Parecía como si Issa llevara el barco directamente hacia las luces, a unas diez millas de distancia de la costa, según calculó Fitz. Se preguntó cuándo demonios aparecería la flotilla de barcazas encargada de salir al encuentro de la pinaza para aliviarlo de su cargamento de oro. Mientras se acercaban a tierra, a unos sesenta kilómetros por hora aproximadamente, Fitz no podía dejar de pensar en qué instante se detendrían. Diez minutos más tarde, estaban a menos de cinco millas de la costa y seguían marchando hacia delante a toda velocidad.

—¿Cuándo nos detendremos? —preguntó mirando, inquieto, a Sepah.

Por primera vez en aquel viaje, Sepah no supo qué responder. Seguía mirando fijamente hacia delante, con el rostro sombrío. Cada dos minutos, la pinaza acortaba en una milla la distancia que lo separaba de la costa. Y, sin duda, ya se encontrarían bien adentro de la franja de agua controlada legalmente por los servicios de guardacostas de la India; y la pinaza seguía acercándose a tierra.

Lentamente, el

nakhouda empezó a reducir la potencia de los motores, y la pinaza se movió a una velocidad de apenas doce nudos. Ya no se encontraban a más de dos millas de la costa, y, sin embargo, seguían avanzando.
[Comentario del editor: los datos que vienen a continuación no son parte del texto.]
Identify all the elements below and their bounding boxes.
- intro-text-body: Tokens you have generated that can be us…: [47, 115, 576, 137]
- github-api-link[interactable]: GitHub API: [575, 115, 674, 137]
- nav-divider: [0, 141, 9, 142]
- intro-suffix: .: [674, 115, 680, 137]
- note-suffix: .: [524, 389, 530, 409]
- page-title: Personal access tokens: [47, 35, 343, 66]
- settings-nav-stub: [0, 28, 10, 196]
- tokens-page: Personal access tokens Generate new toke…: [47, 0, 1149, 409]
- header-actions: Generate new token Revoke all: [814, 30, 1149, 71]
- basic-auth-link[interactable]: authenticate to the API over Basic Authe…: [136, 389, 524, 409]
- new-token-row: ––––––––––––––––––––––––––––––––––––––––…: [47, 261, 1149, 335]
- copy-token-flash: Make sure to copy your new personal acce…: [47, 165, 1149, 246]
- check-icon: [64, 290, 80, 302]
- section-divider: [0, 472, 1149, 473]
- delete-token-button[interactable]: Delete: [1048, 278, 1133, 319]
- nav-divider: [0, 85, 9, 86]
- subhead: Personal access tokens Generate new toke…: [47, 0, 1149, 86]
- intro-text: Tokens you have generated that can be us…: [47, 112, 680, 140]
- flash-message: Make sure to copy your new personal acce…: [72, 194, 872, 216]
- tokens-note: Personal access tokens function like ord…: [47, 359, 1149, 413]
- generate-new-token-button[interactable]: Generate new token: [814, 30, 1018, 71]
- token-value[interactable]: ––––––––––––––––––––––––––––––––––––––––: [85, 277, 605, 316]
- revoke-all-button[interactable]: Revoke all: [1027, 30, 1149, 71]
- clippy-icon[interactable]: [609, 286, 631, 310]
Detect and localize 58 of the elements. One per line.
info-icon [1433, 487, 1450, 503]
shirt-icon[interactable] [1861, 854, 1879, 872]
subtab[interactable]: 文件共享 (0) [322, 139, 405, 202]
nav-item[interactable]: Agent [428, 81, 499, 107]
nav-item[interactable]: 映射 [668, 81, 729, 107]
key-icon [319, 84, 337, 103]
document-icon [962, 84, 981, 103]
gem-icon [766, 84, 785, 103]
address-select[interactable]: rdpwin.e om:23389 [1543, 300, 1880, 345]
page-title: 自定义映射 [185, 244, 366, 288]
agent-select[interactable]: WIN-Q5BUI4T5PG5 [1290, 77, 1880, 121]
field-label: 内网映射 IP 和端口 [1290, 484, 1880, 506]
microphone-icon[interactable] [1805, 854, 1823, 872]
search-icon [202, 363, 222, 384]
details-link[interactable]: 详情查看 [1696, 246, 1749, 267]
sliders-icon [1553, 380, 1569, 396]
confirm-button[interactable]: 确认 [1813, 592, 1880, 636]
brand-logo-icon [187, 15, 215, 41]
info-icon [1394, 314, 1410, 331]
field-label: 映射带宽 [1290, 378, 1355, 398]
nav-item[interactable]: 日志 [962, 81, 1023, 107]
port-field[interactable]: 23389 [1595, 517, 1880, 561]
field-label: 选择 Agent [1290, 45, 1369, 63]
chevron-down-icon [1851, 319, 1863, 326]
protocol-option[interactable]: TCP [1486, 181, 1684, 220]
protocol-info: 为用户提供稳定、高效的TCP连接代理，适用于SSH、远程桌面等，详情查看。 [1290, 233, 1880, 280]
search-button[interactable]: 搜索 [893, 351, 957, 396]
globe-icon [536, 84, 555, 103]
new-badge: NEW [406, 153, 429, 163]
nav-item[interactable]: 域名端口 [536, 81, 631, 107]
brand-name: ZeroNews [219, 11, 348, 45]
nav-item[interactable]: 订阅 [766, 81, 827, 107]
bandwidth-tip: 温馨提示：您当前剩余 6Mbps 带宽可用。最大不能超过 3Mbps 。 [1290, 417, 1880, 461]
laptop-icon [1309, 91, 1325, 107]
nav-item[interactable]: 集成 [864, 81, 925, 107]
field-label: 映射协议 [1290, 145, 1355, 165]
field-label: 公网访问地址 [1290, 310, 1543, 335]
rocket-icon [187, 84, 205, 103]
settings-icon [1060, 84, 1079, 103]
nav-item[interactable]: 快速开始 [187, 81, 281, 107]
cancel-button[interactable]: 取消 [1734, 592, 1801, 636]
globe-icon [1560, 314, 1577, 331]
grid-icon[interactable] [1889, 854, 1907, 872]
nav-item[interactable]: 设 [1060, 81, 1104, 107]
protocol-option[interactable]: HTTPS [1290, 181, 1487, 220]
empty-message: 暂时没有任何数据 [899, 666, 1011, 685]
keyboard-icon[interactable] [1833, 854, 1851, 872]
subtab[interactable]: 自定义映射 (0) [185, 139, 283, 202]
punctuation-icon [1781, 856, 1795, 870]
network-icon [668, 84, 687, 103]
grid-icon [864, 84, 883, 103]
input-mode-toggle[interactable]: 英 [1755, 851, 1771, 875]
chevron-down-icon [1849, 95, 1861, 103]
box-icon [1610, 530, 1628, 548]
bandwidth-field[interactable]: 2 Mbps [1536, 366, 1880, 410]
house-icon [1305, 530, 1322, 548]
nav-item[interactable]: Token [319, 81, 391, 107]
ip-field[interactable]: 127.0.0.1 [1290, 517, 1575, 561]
—¡Eh, Sepah! —gritó Fitz, sin poder ocultar la agitación que lo embargaba—. Creía que íbamos a permanecer fuera de las aguas territoriales de la India y que las barcazas vendrían hasta nosotros.

—No en este viaje, Fitz —respondió Sepah, sin apartar los ojos de la penumbra que se cernía ante ellos.

A los pocos instantes, una luz empezó a parpadear en la costa y, de inmediato, Issa cambió el curso de la pinaza enfilándolo en línea recta hacia la luz. La pinaza se movía lentamente, pero seguía avanzando. Fitz comprobó que habían entrado en una caleta. Tierras escarpadas se erguían a ambos lados de la embarcación. Se encontraban bien adentro del subcontinente indio. Fitz comprendió que se hallaban en un lugar peligroso, donde habría que luchar mucho para poder escapar. En su interior reconoció que estaba vergonzosamente asustado. Una cosa era morir peleando en alta mar, y otra muy distinta ser capturado en suelo indio in fraganti delito de contrabando. Además, no cabía duda de que la Marina de la India relacionaría la pinaza, fuertemente armada, con la desaparición de la lancha patrullera del servicio de guardacostas. Sin embargo, como no podía hacer nada más que disponerse a aguantar lo que viniera, Fitz intentó dejar a un lado todos sus temores y dedicarse a observar lo que se desarrollaba ante sus ojos.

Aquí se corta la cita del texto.